While it might seem ungracious to express even minor reservations over such an excellent work of research and analysis, let me mention two such points in passing. First, I think that Henken's use of "nation" and "nationalism" could have been analyzed more fully. Not all historians or folklorists would agree that nationhood is more a matter of perception than institutions, both formal and informal. In particular, it is not always clear how the Welsh have conceived themselves as "a nation," and while Henken does represent some of the complexity of this problem in reporting her interviews, it would have added to her project to have addressed that problem directly and in greater detail. Second, in analyzing the stories her storytellers told her, Henken concentrates mainly on their content, form and, as noted above, their functions in Welsh society today. Her analyses are excellent, and she takes care to identify her legend bearers and the contexts in which they related their narratives to her. Even so, at times she could have gone further to describe the contexts in which these legend bearers recounted their stories about Glyndwr to one another. For example, do these tellers share their Glyndwr legends as part of their everyday interactions or mainly on certain occasions of special cultural or political significance? Also, while acknowledging the advantage Henken had as a fluent Welsh speaker in eliciting stories from native Welsh speakers, may we ask whether that segment of the population might have a different investment in traditions about Glyndwr as a national redeemer than other Welsh who are not fluent in the language ^ - or perhaps choose not to be?

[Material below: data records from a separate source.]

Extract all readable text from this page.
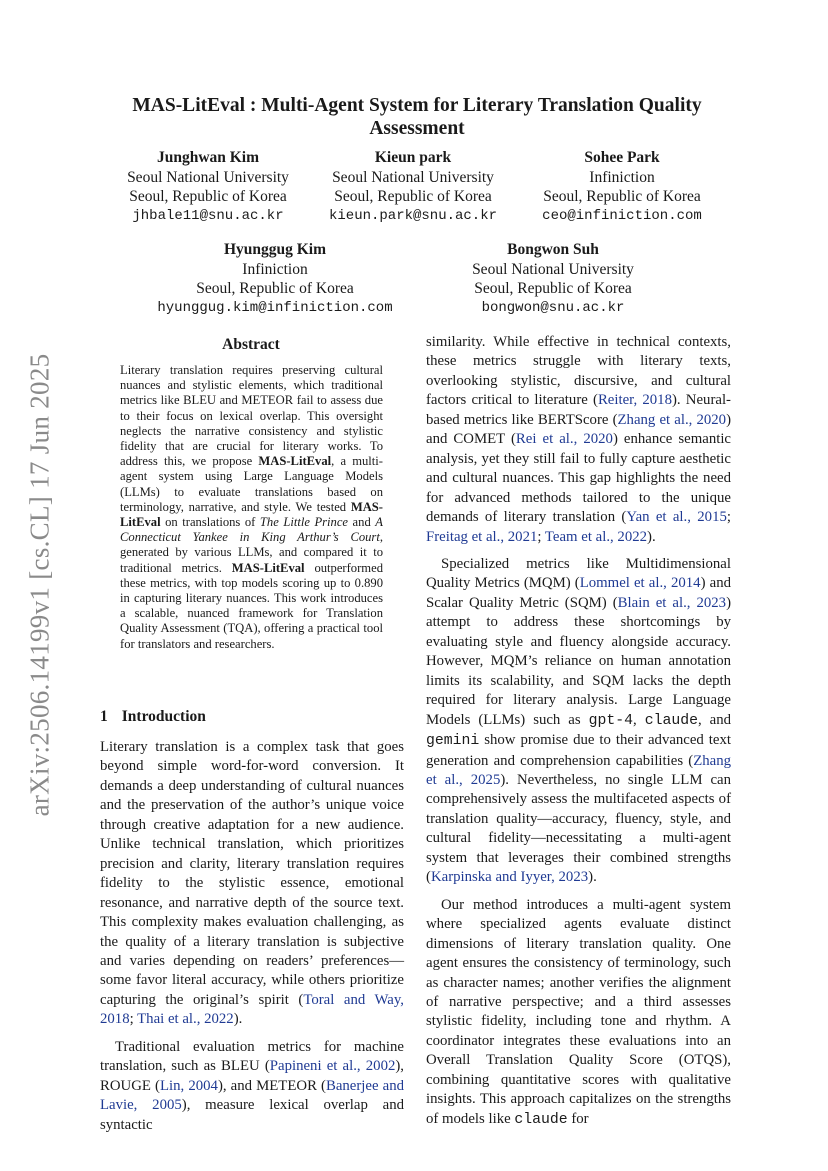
arXiv:2506.14199v1 [cs.CL] 17 Jun 2025
MAS-LitEval : Multi-Agent System for Literary Translation Quality Assessment
Junghwan Kim
Seoul National University
Seoul, Republic of Korea
jhbale11@snu.ac.kr
Kieun park
Seoul National University
Seoul, Republic of Korea
kieun.park@snu.ac.kr
Sohee Park
Infiniction
Seoul, Republic of Korea
ceo@infiniction.com
Hyunggug Kim
Infiniction
Seoul, Republic of Korea
hyunggug.kim@infiniction.com
Bongwon Suh
Seoul National University
Seoul, Republic of Korea
bongwon@snu.ac.kr
Abstract

Literary translation requires preserving cultural nuances and stylistic elements, which traditional metrics like BLEU and METEOR fail to assess due to their focus on lexical overlap. This oversight neglects the narrative consistency and stylistic fidelity that are crucial for literary works. To address this, we propose MAS-LitEval, a multi-agent system using Large Language Models (LLMs) to evaluate translations based on terminology, narrative, and style. We tested MAS-LitEval on translations of The Little Prince and A Connecticut Yankee in King Arthur’s Court, generated by various LLMs, and compared it to traditional metrics. MAS-LitEval outperformed these metrics, with top models scoring up to 0.890 in capturing literary nuances. This work introduces a scalable, nuanced framework for Translation Quality Assessment (TQA), offering a practical tool for translators and researchers.

1 Introduction

Literary translation is a complex task that goes beyond simple word-for-word conversion. It demands a deep understanding of cultural nuances and the preservation of the author’s unique voice through creative adaptation for a new audience. Unlike technical translation, which prioritizes precision and clarity, literary translation requires fidelity to the stylistic essence, emotional resonance, and narrative depth of the source text. This complexity makes evaluation challenging, as the quality of a literary translation is subjective and varies depending on readers’ preferences—some favor literal accuracy, while others prioritize capturing the original’s spirit (Toral and Way, 2018; Thai et al., 2022).

Traditional evaluation metrics for machine translation, such as BLEU (Papineni et al., 2002), ROUGE (Lin, 2004), and METEOR (Banerjee and Lavie, 2005), measure lexical overlap and syntactic

similarity. While effective in technical contexts, these metrics struggle with literary texts, overlooking stylistic, discursive, and cultural factors critical to literature (Reiter, 2018). Neural-based metrics like BERTScore (Zhang et al., 2020) and COMET (Rei et al., 2020) enhance semantic analysis, yet they still fail to fully capture aesthetic and cultural nuances. This gap highlights the need for advanced methods tailored to the unique demands of literary translation (Yan et al., 2015; Freitag et al., 2021; Team et al., 2022).

Specialized metrics like Multidimensional Quality Metrics (MQM) (Lommel et al., 2014) and Scalar Quality Metric (SQM) (Blain et al., 2023) attempt to address these shortcomings by evaluating style and fluency alongside accuracy. However, MQM’s reliance on human annotation limits its scalability, and SQM lacks the depth required for literary analysis. Large Language Models (LLMs) such as gpt-4, claude, and gemini show promise due to their advanced text generation and comprehension capabilities (Zhang et al., 2025). Nevertheless, no single LLM can comprehensively assess the multifaceted aspects of translation quality—accuracy, fluency, style, and cultural fidelity—necessitating a multi-agent system that leverages their combined strengths (Karpinska and Iyyer, 2023).

Our method introduces a multi-agent system where specialized agents evaluate distinct dimensions of literary translation quality. One agent ensures the consistency of terminology, such as character names; another verifies the alignment of narrative perspective; and a third assesses stylistic fidelity, including tone and rhythm. A coordinator integrates these evaluations into an Overall Translation Quality Score (OTQS), combining quantitative scores with qualitative insights. This approach capitalizes on the strengths of models like claude for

But these reservations, or at least questions, should not detract from the solid merits of this book. Her quotations of written and oral sources in Welsh, with her own English translations, are alone sufficient to make her work invaluable. But far more than that, Elissa Henken has produced a superb work that should earn the gratitude of historians and folklorists alike, demonstrating clearly the value of bringing the perspectives and research methods of each field to enrich the other in studying the cultural history and significance of a figure such as Owain Glyndwr.

NOTES

1. Henken, Elissa R. Traditions of the Welsh Saints. Cambridge: D. S. Brewer, 1987; followed by her The Welsh Saints: A Study in Patterned Lives. Cambridge: D. S. Brewer, 1991.

2. "Law and National Identity in Thirteenth-Century Wales," Welsh Society and Nationhood: Historical Essays Presented to Glanmor Williams. R. R. Davies, Ralph A Griffiths, Ieuan Gwynedd Jones, and Kenneth O. Morgan, eds. Cardiff: Univ. of Wales Press, 1984. P. 52.